How Energy Devices Cause Hidden Injury
Electrosurgical energy cooks tissue. That is the point. When a surgeon applies a cautery tip to a bleeding vessel or to a layer of tissue that needs to be divided, the energy denatures proteins, coagulates the water in the cells, and produces the seal or the division the surgeon wants. The energy does not stop at the visible boundary of the contact point. It spreads — by conduction through tissue, by capacitive coupling through adjacent structures, and by radiant heat from the active electrode — into the surrounding tissue in a pattern the surgeon cannot see on the laparoscopic monitor.
This is the first principle of thermal injury. The tissue that will become necrotic — and that will eventually produce the delayed bile leak or stricture — is, at the moment of cautery application, still alive. It looks pink. It bleeds when touched. It does not show the fulguration marks of the contact point. The injury is in the future.

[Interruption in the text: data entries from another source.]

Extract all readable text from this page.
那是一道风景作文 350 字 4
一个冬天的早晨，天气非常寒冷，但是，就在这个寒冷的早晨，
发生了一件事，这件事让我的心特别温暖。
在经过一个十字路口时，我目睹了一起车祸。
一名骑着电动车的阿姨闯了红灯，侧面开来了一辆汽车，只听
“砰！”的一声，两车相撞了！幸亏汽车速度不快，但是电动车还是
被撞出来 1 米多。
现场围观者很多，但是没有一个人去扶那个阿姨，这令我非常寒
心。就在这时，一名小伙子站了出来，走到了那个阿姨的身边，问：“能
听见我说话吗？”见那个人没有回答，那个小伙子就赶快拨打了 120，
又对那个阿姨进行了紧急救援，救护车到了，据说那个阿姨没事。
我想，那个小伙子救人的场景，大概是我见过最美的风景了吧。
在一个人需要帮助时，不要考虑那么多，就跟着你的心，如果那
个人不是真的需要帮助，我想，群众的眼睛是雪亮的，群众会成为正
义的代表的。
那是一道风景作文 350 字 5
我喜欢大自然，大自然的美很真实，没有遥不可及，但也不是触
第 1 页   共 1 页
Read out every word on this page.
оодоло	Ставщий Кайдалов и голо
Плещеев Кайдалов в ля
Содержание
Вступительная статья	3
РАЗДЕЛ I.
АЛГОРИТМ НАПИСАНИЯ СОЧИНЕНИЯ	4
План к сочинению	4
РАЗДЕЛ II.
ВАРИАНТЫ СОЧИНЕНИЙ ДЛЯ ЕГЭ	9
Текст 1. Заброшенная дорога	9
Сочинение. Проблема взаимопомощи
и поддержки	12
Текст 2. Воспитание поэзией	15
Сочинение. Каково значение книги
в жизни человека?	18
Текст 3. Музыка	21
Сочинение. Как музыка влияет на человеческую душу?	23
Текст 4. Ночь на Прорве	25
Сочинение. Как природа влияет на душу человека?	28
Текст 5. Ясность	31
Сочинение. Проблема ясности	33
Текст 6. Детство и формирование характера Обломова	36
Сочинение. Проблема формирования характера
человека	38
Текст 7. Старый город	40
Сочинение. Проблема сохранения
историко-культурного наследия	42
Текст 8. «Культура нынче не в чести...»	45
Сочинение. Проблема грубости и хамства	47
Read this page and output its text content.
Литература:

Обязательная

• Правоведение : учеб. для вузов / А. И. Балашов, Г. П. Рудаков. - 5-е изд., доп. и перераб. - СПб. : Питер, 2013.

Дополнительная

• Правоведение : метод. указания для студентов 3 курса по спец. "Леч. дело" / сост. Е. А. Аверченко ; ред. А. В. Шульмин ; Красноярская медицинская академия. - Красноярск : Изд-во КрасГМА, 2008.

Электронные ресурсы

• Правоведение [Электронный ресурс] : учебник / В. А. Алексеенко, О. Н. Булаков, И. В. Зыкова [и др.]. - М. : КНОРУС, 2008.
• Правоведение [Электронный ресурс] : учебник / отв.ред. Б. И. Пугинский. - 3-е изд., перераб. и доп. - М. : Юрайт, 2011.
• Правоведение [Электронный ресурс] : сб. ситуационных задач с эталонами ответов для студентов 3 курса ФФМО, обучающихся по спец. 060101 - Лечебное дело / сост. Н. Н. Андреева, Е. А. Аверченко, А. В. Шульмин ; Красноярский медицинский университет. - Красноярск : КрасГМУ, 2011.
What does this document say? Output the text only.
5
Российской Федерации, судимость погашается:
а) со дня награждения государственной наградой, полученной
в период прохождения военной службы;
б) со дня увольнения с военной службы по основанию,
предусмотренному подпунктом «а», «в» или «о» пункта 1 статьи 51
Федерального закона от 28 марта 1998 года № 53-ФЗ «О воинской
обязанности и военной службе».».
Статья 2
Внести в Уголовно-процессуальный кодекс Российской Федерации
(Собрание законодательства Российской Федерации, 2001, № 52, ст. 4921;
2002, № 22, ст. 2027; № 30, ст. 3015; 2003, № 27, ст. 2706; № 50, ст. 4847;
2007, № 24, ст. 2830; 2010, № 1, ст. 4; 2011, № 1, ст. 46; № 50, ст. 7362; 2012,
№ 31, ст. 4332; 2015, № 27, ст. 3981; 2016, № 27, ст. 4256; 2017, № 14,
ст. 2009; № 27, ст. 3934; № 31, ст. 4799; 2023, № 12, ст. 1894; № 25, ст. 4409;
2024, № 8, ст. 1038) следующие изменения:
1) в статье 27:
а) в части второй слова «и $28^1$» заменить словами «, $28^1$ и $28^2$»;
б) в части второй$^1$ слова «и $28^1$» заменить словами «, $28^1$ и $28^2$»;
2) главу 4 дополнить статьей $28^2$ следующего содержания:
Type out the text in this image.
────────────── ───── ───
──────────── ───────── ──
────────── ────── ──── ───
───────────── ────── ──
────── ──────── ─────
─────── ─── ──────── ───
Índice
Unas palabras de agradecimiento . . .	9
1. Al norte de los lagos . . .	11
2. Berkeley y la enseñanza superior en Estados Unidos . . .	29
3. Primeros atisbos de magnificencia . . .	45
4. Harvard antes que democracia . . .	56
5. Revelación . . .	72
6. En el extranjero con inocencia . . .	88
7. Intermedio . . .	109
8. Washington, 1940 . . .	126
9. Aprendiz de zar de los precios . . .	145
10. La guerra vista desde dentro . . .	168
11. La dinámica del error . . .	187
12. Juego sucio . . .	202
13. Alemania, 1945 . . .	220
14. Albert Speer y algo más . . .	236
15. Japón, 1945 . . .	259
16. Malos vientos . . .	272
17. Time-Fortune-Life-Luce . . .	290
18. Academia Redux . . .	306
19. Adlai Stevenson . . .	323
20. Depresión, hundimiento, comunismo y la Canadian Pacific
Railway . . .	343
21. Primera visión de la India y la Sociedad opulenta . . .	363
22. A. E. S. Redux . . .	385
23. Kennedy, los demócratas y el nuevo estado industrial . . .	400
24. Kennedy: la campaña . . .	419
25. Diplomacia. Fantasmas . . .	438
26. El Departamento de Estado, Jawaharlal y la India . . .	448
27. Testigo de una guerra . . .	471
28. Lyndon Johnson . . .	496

That is why thermal injury is the error that surprises the surgeon. At the end of the operation, the gallbladder bed is dry. The clips are in place. The cystic duct stump is secure. The cholangiogram, if one was performed, shows an intact biliary tree. The patient is extubated, taken to recovery, and discharged the next morning. The injury declares itself weeks later, and by that point the only record of what happened in the operating room is the operative note.